Furthermore – and perhaps ultimately most important – the ISC provides an actively -managed pathway for whole-of-market transformation. We do this by:
- encouraging and celebrating innovation that delivers sustainability outcomes
- disseminating knowledge through case studies, training, events and webinars
- socialising it as “best practice” through the ratings tools,
- normalising it as “better BAU” when we upgrade the ratings,
- and standardising it when this leads to formal regulation.
I’d also like to highlight some recent and upcoming initiatives:
- IS Planning provides early-stage identification and costing of sustainability initiatives, and pull-through certainty into tendering and contracts right through the supply chain.
- IS Essentials offers a cost-effective reduction in complexity and scale, opening the benefits of an IS rating to projects under $100million – without losing the core purpose.
- Our Sustainability Capability Framework provides guidance for identifying, attracting and retaining desperately needed talent in the construction sector.
- The Connect Conference in Sydney from 22-24 October is the focal event, bringing together the whole ISC ecosystem to take stock, celebrate innovation and outstanding leaders, build connections and to look forward together. Please come and find me at the Conference if you have questions, concerns, requests or recommendations.

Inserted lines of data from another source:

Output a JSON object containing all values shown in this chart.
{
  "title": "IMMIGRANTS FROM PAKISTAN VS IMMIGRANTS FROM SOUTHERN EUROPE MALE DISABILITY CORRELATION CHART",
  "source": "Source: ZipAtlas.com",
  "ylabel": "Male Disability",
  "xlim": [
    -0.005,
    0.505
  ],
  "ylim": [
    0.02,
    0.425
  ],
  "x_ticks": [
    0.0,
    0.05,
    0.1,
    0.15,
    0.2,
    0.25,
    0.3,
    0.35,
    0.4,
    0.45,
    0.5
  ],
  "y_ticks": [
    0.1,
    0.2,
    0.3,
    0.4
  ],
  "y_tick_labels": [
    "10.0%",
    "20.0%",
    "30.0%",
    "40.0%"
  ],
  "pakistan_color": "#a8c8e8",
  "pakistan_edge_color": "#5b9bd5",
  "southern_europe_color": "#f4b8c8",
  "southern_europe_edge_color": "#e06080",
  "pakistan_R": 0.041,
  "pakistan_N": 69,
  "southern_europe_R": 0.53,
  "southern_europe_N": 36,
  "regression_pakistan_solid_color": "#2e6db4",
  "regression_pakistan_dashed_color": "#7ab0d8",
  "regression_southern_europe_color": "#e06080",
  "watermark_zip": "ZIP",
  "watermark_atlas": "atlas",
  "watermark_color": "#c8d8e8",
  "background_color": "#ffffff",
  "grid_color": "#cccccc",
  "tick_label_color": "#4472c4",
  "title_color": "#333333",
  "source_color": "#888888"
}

- We’re keen to capture more of the value of our collective thought leadership – building on both our working groups and other topic-specific engagements such as our supplier and circularity workshops, and converting these into a more proactive policy and communications strategy that aims to move the policy needle towards delivering more sustainable outcomes
To all of you – member organisations and individuals – that have provided the support and personally put in the hard yards on all of these initiatives – a personal thank you: you’ve set a high bar.
I’m eager to hear first-hand about life at the coalface for ISC members. These are clearly challenging times, and while we have a great foundation there is much that the ISC wants to and can do better. Please tell me where we can help in tackling the complexities and challenges associated with delivering and managing socially equitable, net zero, and nature positive infrastructure.
In closing, I’m delighted to have joined the ISC, I will continue to meet with you to discuss where you’d like us to focus our attention, and I look forward to working together to deliver infrastructure that connects, protects and empowers the communities we serve.